Laccase–luminol chemiluminescence system: an investigation of substrate inhibition

• Published in: Luminescence (Chichester, England) Vol. 38; no. 3; pp. 341 - 349
• Main Authors: Sánchez‐Trasviña, Calef, Galindo‐Estrada, José Daniel, Tinoco‐Valencia, Raunel, Serrano‐Carreón, Leobardo, Rito‐Palomares, Marco, Willson, Richard C., Mayolo‐Deloisa, Karla
• Format: Journal Article
• Language: English
• Published: England Wiley Subscription Services, Inc 01.03.2023
• Subjects: biosensor; Chemiluminescence; Detection; Emission analysis; Enzyme kinetics; Kinetics; Laccase; Laccase - chemistry; Light emission; Luminescence; Luminescent Measurements; luminol; Luminol - chemistry; Sodium hydroxide; Substrate inhibition; Substrates; biosensor; substrate inhibition; chemiluminescence; laccase; luminol
• ISSN: 1522-7235; 1522-7243
• DOI: 10.1002/bio.4460

Chemiluminescence (CL) reactions are widely used for the detection and quantification of many types of analytes.
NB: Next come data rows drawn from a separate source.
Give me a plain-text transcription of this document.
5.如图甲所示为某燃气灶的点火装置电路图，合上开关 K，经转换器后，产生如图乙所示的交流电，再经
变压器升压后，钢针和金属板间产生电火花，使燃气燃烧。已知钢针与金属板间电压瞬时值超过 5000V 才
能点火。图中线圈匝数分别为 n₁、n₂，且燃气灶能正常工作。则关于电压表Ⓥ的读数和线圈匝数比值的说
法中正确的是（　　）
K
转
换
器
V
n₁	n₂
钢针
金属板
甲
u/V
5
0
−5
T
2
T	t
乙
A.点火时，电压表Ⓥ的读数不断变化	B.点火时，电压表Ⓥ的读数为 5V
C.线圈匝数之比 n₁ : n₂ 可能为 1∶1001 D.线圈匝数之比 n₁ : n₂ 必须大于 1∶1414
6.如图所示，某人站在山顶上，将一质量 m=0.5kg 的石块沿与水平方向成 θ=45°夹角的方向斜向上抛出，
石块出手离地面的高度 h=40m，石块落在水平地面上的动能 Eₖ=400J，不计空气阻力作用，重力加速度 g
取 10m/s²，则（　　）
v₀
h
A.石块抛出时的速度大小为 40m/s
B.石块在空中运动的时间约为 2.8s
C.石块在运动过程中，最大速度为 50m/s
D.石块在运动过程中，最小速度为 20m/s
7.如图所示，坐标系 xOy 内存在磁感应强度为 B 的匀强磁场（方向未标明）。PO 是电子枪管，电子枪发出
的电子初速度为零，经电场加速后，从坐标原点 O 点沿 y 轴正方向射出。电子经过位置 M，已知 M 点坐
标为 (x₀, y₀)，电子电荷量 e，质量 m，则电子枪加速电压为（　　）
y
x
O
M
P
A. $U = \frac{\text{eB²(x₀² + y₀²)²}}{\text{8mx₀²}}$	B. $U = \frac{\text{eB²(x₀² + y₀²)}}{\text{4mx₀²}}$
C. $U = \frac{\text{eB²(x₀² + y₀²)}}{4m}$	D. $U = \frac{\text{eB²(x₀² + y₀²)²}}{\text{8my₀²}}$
Laccase has previously been proposed in CL reactions; however, its light emission behaviour has not been characterized. This study was conducted to characterize the laccase–luminol system, determine its kinetic parameters, and analyze the effects of protein and OHˉ concentration on the CL signal. Laccase from Coriolopsis gallica was combined with different concentrations of luminol (125 nM to 4 mM), and the enzyme kinetics were evaluated using diverse kinetic models. The laccase–luminol system was able to produce CL without an intermediate molecule, but it exhibited substrate‐inhibition behaviour. A two‐site random model was used and suggested that when the first luminol molecule was bound to the active site, laccase affinity for the second luminol molecule was increased. This inhibition effect could be avoided using a low luminol concentration. At 5 μM luminol concentration, 1 mg/ml (0.13 U) laccase is needed to achieve nearly 90% of the maximum CL signal, suggesting that the available luminol could not bind to all active sites. Furthermore, the concentration of NaOH negatively affected the CL signal. The laccase–luminol system represents an alternative to existing CL systems, with potential uses in molecular detection and quantification. Laccase–luminol system can produce light emission without intermediate molecules. The laccase–luminol system exhibited substrate‐inhibition behaviour with maximum light intensity at 50 μM of luminol. The kinetic modelling suggested that once the first luminol molecule is bound to the active site; the laccase affinity for the second luminol molecule increases, therefore enhancing the substrate inhibitory effect.